ANSWERS: 11
-
You need to sit down and have a serious but calm heart to heart talk with your daughter.
-
Give the guy a break! Maybe he is clean and is fed up with his old lifestyle. You should talk to your daughter and politely ask if she is OK with it. If so, leave it alone and welcome him into your family. That may be just what he needs to stay clean!
-
I am sure this is very difficult for you but there is a positive in this and that is the fact that he is a recovering heroin addict and not a practising one. She is very young and impressionable so you need to keep an eye on her. Talk to her about the horrors and dangers of heroin and support her if things go wrong.
-
Move. Move to another state as quickly as you can. I'm married to a "recovering nicotine addict" and I can tell you that addicts relapse all their life.

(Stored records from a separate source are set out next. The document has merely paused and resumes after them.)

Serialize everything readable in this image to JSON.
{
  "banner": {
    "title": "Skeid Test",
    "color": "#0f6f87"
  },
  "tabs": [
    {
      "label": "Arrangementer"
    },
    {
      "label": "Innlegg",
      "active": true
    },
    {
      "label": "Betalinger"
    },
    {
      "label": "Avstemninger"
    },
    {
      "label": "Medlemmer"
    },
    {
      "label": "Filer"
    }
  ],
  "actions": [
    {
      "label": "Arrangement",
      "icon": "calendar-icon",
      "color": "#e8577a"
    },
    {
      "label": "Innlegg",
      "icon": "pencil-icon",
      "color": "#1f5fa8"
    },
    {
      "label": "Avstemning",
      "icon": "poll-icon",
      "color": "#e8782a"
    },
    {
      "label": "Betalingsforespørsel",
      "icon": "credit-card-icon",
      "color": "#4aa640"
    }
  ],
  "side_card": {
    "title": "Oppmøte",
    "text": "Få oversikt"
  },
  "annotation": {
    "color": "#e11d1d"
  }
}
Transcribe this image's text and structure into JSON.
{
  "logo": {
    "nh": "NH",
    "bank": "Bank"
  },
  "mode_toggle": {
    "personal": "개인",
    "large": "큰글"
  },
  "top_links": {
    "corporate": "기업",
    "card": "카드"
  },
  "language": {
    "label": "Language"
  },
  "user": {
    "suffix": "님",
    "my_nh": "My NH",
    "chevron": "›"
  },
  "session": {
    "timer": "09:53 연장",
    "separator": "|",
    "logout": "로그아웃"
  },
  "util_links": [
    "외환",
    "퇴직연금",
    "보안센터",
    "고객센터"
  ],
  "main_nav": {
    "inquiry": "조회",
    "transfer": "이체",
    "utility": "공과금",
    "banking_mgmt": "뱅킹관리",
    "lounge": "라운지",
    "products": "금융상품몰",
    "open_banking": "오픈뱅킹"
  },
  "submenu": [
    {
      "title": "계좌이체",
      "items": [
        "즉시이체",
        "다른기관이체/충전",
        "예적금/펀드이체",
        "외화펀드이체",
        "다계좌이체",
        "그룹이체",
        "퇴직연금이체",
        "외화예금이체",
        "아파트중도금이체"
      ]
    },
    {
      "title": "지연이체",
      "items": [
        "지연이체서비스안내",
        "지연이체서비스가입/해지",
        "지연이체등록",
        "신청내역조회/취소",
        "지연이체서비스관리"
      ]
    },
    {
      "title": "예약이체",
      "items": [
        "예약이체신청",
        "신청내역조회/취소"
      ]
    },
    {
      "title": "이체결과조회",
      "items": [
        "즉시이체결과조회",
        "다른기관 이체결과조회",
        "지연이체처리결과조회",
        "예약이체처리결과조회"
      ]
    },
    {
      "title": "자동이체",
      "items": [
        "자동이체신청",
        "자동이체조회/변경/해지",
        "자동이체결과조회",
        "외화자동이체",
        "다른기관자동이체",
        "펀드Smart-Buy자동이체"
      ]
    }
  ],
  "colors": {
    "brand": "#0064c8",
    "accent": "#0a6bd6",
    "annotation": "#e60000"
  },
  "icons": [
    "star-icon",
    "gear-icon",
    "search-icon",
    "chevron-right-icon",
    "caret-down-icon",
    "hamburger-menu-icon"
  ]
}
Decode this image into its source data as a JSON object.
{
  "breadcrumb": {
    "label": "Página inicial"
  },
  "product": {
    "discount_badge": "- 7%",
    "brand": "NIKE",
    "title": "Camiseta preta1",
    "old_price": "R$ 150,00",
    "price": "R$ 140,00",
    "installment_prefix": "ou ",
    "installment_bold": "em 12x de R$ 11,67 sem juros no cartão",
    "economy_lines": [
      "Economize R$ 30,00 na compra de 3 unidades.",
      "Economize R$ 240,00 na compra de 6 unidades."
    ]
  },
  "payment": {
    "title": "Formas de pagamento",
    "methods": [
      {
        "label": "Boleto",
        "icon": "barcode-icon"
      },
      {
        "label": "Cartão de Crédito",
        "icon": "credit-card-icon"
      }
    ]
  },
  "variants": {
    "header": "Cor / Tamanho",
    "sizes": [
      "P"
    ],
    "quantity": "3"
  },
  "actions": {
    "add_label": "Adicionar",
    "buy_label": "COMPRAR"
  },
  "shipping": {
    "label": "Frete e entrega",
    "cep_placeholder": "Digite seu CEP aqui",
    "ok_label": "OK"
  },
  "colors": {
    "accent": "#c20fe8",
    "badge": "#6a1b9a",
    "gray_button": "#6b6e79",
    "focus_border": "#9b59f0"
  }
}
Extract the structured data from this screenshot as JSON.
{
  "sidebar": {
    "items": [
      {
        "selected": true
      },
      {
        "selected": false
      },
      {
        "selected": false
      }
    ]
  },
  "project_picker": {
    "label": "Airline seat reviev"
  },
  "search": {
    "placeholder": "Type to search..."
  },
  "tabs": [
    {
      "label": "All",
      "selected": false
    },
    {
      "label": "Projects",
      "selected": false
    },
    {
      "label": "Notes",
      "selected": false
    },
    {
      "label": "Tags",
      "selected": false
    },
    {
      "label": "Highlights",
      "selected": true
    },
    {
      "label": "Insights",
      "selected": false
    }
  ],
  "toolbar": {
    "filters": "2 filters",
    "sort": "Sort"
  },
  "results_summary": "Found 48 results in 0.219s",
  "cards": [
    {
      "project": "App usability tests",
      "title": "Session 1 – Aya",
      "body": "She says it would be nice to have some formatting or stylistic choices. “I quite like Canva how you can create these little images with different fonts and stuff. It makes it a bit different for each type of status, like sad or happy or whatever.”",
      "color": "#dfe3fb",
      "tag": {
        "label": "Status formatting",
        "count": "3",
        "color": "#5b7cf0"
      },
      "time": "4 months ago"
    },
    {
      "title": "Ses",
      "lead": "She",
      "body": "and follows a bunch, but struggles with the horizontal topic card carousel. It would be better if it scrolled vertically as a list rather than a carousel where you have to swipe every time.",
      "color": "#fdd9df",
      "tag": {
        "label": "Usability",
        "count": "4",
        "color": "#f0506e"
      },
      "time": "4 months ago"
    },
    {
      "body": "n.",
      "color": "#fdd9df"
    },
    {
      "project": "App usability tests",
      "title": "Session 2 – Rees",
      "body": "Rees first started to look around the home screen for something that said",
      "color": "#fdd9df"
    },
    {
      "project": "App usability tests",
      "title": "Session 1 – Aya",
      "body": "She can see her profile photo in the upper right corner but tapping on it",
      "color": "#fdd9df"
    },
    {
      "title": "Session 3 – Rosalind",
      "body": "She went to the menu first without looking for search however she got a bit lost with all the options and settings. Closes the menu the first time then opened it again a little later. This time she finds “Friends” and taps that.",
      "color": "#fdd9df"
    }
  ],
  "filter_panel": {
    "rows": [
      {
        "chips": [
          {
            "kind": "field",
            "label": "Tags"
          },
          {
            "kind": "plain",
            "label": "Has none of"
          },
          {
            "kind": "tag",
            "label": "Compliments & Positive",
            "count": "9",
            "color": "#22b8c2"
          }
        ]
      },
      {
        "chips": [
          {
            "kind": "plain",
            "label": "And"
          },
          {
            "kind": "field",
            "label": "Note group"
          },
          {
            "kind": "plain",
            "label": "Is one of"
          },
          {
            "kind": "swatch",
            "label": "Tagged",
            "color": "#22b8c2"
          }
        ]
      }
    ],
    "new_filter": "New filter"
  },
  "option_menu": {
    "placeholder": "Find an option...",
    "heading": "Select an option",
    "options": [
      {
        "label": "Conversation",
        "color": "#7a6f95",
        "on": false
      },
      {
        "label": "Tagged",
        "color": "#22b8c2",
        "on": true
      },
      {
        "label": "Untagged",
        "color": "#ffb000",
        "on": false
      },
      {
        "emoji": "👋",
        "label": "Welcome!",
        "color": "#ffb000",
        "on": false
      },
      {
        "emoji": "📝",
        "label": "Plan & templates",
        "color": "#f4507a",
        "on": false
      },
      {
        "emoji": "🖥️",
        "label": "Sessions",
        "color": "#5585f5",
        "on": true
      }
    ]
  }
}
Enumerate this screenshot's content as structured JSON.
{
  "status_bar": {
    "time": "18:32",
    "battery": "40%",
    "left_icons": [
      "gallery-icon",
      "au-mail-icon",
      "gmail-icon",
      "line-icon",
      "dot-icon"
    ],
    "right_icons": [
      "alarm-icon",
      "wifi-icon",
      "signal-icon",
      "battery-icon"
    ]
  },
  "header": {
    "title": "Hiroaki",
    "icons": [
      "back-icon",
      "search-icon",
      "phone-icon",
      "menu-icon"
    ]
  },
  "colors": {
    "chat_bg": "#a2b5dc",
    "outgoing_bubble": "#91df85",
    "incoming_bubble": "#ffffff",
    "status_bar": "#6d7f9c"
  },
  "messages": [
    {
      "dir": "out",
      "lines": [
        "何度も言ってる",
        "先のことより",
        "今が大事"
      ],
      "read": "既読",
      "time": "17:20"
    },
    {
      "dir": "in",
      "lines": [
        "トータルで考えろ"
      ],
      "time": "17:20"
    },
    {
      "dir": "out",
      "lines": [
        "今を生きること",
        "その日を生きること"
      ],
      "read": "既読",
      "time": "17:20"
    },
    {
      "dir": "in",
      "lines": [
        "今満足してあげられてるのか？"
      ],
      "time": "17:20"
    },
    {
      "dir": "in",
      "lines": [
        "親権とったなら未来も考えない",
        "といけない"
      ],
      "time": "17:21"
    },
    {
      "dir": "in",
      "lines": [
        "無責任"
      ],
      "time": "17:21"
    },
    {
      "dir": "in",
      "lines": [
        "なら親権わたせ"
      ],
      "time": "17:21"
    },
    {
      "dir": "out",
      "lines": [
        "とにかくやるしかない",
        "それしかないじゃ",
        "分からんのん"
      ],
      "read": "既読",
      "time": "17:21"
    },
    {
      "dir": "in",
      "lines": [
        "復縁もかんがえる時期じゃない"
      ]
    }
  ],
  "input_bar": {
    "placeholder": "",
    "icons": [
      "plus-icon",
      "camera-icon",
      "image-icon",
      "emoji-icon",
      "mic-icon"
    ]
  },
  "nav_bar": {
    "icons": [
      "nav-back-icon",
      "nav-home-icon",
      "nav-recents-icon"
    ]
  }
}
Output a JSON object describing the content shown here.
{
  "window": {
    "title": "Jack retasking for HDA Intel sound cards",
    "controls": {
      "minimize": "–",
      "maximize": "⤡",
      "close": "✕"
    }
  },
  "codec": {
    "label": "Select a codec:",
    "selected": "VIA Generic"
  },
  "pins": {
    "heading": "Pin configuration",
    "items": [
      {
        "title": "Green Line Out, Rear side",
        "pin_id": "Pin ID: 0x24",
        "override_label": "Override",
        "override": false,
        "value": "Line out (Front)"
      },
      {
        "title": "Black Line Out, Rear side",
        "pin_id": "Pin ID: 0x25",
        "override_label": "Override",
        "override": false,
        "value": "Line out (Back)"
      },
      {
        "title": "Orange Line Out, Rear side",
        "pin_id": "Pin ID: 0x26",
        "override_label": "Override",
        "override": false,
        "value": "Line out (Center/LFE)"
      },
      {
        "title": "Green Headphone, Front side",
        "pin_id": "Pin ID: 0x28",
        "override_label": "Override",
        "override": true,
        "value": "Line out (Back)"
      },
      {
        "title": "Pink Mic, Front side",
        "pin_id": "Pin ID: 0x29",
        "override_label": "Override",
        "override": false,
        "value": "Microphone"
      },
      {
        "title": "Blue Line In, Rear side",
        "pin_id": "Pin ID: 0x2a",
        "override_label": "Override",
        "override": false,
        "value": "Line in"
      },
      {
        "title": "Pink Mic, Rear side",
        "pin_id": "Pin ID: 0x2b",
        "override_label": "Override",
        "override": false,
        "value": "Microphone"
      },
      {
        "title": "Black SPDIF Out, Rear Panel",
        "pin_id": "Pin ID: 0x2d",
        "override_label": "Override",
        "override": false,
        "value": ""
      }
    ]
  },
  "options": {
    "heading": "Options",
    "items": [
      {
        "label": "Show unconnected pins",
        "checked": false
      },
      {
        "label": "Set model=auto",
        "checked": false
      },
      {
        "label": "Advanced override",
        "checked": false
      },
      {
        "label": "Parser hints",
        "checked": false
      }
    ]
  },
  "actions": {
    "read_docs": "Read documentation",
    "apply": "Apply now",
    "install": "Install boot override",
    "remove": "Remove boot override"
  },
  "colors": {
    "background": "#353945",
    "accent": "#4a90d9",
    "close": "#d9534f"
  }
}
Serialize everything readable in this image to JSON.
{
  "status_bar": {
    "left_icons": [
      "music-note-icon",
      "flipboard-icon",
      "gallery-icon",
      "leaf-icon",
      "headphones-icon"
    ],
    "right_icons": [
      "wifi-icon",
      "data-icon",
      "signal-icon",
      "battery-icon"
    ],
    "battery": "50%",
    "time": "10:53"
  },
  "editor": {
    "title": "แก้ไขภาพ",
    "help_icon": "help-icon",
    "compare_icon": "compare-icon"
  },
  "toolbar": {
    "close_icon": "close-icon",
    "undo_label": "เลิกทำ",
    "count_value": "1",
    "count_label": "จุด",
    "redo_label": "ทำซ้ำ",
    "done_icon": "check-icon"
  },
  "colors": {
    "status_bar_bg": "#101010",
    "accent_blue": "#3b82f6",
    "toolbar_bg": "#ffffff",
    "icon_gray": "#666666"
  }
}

Nicotine addiction is hard enough to deal with. A heroin addict will absolutely break her heart at a minimum and bring her down with him potentially. An addict is never well. They are in recovery forever and will ALWAYS fight the impulse to start again.
-
Try this site, http://joy2meu.com/Personal_Boundaries.htm Look through these things and see if they will help you set some ground rules,those which she would see as family morals,family traits,family bonds. If she violates these sets of boundaries,let her know what the outcome will be,stick to your guns,,don't rationalize and enable her,she needs parental guidance not enabling,out of control behaviors to help her make the 'adult' decisions she is beginning to make Don't let her go down the wrong road!
-
First you congratulate the young man on conquering one of the hardest addictions out there. Then you reminisce on the many things you have to be proud of about your daughter. Pretty soon you'll be happy as a clam. And, of course, you have to be there for her, should it all go wrong. Hopefully, with support, they will both live long, happy and prosperous lives. Together or apart.
-
From the day a child exits the womb, the parents, particularly through example, good and bad, are most responsible for developing the thinking and common sense patterns the child will take on in later life. The parents have the greatest control during the earliest years, but such is reduced slowly as the child moves toward self-identification. The most critical period is said to be between the ages of four and seven, when the child will test and adopt the most successful tactics that will pretty much rule behavior in its later life. You've had 17 years to do your job. Your child is about to enter adulthood. Speak unemotionally with her using your own reason and common sense, hoping she will draw upon the lessons of the past. Do not put up a brick wall, but be prepared to accept whatever next step she elects to take and be prepared to assist her if things go awry. At this stage, there's no starting over. You are about to experience the successes...or the failures...of the 17-year parenting program you followed.
-
Praise him to the skies for being in recovery and educate your daughter and yourself on the subject. You both need to be aware and a little education goes a long way. There are many addiction sites and forums on the internet.
-
how long has he been clean for?
-
You know what they say when a daughter gets married? "Don't think of it as losing a daughter, but gaining a son." So don't think of this as losing your daughter, but gaining a drug dealer to keep your stash well-stocked. :<) Seriously, tell her to remember that she can always come back home, but not with her bf.
-
be cruel to be kind and get her out of the relationship. whats worse, her disliking you for a while or her thieving and selling her body to get her next fix?